Incoming Manchester mayor must care about health, DevoManc boss argues
Regardless of who is elected next year as mayor of Greater Manchester (GM), it is crucial that they fully support the region’s ongoing health and care programme, the new chief officer of GM Health and Social Care Partnership has said.
In an exclusive interview with PSE about the region’s integration journey, Jon Rouse argued that mayors can bring real authority to a region, even if they do not have formal powers over health.
“Without in any way pre-empting the outcome, because we don’t even know who the candidates will be yet, what I will say is – and remember I have a lot of experience working with the London mayor because of my time as CEO of Croydon – that the mayor can bring real authority and clout because of the democratic legitimacy which they will have in representing the people of GM,” he explained.

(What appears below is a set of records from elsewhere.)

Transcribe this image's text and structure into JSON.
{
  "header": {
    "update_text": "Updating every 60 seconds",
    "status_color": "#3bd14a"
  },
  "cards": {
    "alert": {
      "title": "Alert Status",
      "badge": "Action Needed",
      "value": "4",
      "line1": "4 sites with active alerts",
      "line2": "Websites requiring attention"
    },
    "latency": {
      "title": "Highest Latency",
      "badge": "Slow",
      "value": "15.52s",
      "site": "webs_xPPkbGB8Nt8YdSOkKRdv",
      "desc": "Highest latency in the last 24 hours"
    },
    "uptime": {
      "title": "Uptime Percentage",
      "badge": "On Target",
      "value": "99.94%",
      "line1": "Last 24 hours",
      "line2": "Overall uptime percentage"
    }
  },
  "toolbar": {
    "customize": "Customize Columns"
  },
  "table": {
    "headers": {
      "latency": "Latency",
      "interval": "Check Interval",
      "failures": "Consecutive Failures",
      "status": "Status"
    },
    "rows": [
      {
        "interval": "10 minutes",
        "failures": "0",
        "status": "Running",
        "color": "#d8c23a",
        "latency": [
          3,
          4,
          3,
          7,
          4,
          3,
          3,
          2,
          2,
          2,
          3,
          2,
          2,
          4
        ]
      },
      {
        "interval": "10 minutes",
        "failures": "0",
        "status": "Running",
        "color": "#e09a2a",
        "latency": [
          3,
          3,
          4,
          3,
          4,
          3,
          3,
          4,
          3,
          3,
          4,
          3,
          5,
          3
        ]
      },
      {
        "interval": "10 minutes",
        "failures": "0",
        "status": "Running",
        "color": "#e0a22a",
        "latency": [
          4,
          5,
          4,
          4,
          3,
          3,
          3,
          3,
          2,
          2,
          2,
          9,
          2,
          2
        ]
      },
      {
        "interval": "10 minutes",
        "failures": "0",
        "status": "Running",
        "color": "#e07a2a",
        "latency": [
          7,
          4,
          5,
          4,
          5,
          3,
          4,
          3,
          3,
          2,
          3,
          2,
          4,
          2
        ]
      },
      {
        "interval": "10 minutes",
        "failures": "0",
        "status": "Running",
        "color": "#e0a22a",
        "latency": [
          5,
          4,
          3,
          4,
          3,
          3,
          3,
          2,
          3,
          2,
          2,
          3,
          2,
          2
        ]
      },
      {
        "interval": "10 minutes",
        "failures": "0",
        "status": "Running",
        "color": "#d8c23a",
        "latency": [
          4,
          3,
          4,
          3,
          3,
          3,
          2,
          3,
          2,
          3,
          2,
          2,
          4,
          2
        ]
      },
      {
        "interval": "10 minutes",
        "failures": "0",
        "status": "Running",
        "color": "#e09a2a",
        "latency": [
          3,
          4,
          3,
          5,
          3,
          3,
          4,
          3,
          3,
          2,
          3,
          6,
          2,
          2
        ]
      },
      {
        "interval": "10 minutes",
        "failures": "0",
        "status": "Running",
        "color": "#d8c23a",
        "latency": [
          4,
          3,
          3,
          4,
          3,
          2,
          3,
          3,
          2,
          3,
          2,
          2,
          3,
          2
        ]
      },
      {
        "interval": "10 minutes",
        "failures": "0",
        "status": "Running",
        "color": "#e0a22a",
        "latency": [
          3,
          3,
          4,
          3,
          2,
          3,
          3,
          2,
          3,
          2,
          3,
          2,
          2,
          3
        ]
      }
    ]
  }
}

“And although the way that the mayoral system is set up in GM means they won’t have a direct responsibility for health, I would want them, whoever they were, to be exercising leadership in this area, and providing advocacy and some contribution to direction. Why wouldn’t you, frankly? I want a mayor who cares about health.”

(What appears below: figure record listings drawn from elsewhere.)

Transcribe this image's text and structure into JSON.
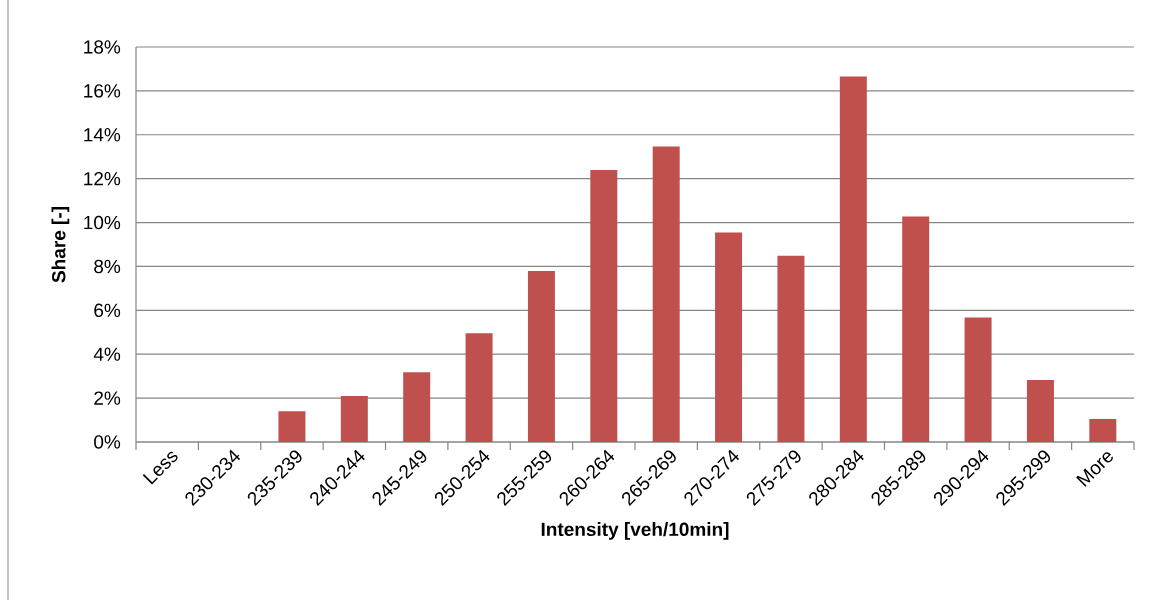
{
  "chart_data": {
    "type": "bar",
    "xlabel": "Intensity [veh/10min]",
    "ylabel": "Share [-]",
    "categories": [
      "Less",
      "230-234",
      "235-239",
      "240-244",
      "245-249",
      "250-254",
      "255-259",
      "260-264",
      "265-269",
      "270-274",
      "275-279",
      "280-284",
      "285-289",
      "290-294",
      "295-299",
      "More"
    ],
    "values": [
      0,
      0,
      1.4,
      2.1,
      3.18,
      4.95,
      7.79,
      12.39,
      13.47,
      9.55,
      8.49,
      16.66,
      10.27,
      5.67,
      2.82,
      1.05
    ],
    "color": "#c0504d",
    "ylim": [
      0,
      18
    ],
    "yticks": [
      {
        "value": 0,
        "label": "0%"
      },
      {
        "value": 2,
        "label": "2%"
      },
      {
        "value": 4,
        "label": "4%"
      },
      {
        "value": 6,
        "label": "6%"
      },
      {
        "value": 8,
        "label": "8%"
      },
      {
        "value": 10,
        "label": "10%"
      },
      {
        "value": 12,
        "label": "12%"
      },
      {
        "value": 14,
        "label": "14%"
      },
      {
        "value": 16,
        "label": "16%"
      },
      {
        "value": 18,
        "label": "18%"
      }
    ],
    "grid": "y"
  }
}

Rouse also emphasised that whoever the forthcoming mayor may be, they will be presiding over more than 25 years’ worth of complex integration experience in GM.
“When Thatcher broke up the Greater London Council and at the same time broke up devolution authorities that existed at that time, GM made the decision to continue to work together, and created the AGMA [Association of Greater Manchester Authorities],” he continued.
“That was at work for almost 25 years before the combined authority was created in 2014, and they did many things: the Commonwealth Games, the airports, the trams, special planning, the University Corridor. These were all GM programmes done under the auspice of AGMA.
“So when you come then to the combined authority in 2014, the devolution deal and the breakthrough, it had all these layers of experience and confidence that had been generated over 25 years. I believe that other areas of the country will and can get to devolution, but they don’t all have those layers of sediment – that history that gives confidence about relationships.”
Devolution or delegation?
Asked about claims that integration in GM is closer to delegation than actual devolution, Rouse argued that there is a “technical answer” and a “real answer” to this question.
The technical answer is that what the region currently has is powers and resources delegated to GM. But because of changes made through Section 75 regulations, the region also has “much more freedom about how we then pull those resources, and how we move them within the system”.
“And that is real devolution. It may start with delegation, but then that moves into devolution,” he argued.
“But the real answer to this is that devolution is a cultural change. It’s not a technical change. Whether we use the Devolution Act or whether we use delegation under NHS England powers is, for me, a secondary question. What really matters is what the ethos is in terms of how the partnership works and behaves, and how decision-making is genuinely shared.
“Also, do NHS England in particular, but also NHS Improvement and Public Health England, give us the space to do things differently and to come up with different solutions? And I have to say that, up to now, they have all been absolutely as good as their word. Between them, they have been super facilitative in allowing us to make different choices and trying to facilitate that to happen.
“And if that is the ethos, then it doesn’t matter that much what the technical mechanism is – it’s actually about behaviours and culture and innovation, and the appropriate level of risk-taking, and about sharing problems and solutions.”